In-context Learning for Mixture of Linear Regressions: Existence, Generalization and Training Dynamics
Yanhao Jin, Krishnakumar Balasubramanian, Lifeng Lai
TL;DR
The paper tackles in-context learning for mixtures of linear regressions by proving the existence of transformer architectures that internally implement EM with gradient-based M-steps, and it derives high-probability error bounds that scale with prompt length and SNR. It further analyzes pretraining generalization and the gradient-flow dynamics of single linear self-attention layers, showing convergence to global optima under structured initializations. Theoretical results are complemented by extensive simulations demonstrating competitive, often superior, performance of transformers relative to EM baselines across varying numbers of components, prompt lengths, and noise levels. These findings establish a quantitative framework for end-to-end ICL in MoR and suggest practical benefits for learning heterogeneous regression components via transformer-based prompts.
Abstract
We investigate the in-context learning capabilities of transformers for the $d$-dimensional mixture of linear regression model, providing theoretical insights into their existence, generalization bounds, and training dynamics.

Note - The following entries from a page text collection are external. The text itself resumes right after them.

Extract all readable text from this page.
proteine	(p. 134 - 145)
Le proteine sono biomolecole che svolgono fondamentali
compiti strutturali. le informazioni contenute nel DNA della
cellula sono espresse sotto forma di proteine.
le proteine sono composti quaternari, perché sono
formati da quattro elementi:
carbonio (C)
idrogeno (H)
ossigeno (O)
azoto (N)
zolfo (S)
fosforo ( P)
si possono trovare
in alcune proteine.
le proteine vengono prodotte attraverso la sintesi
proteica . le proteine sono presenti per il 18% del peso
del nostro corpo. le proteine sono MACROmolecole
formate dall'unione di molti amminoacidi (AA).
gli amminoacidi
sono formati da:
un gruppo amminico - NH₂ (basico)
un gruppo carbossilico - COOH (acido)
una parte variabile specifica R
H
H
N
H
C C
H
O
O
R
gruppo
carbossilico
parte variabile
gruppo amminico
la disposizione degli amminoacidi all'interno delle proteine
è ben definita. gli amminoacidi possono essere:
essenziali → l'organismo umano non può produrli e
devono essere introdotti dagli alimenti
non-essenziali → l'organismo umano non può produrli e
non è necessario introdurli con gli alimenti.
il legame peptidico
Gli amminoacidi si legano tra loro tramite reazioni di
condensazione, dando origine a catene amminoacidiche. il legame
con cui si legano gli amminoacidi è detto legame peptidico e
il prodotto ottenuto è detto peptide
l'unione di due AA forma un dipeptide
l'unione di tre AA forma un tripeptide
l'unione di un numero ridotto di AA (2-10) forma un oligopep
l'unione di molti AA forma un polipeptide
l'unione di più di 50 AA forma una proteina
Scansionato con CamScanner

Specifically, we prove that there exists a transformer capable of achieving a prediction error of order $\mathcal{O}(\sqrt{d/n})$ with high probability, where $n$ represents the training prompt size in the high signal-to-noise ratio (SNR) regime. Moreover, we derive in-context excess risk bounds of order $\mathcal{O}(L/\sqrt{B})$ for the case of two mixtures, where $B$ denotes the number of training prompts, and $L$ represents the number of attention layers. The dependence of $L$ on the SNR is explicitly characterized, differing between low and high SNR settings. We further analyze the training dynamics of transformers with single linear self-attention layers, demonstrating that, with appropriately initialized parameters, gradient flow optimization over the population mean square loss converges to a global optimum. Extensive simulations suggest that transformers perform well on this task, potentially outperforming other baselines, such as the Expectation-Maximization algorithm.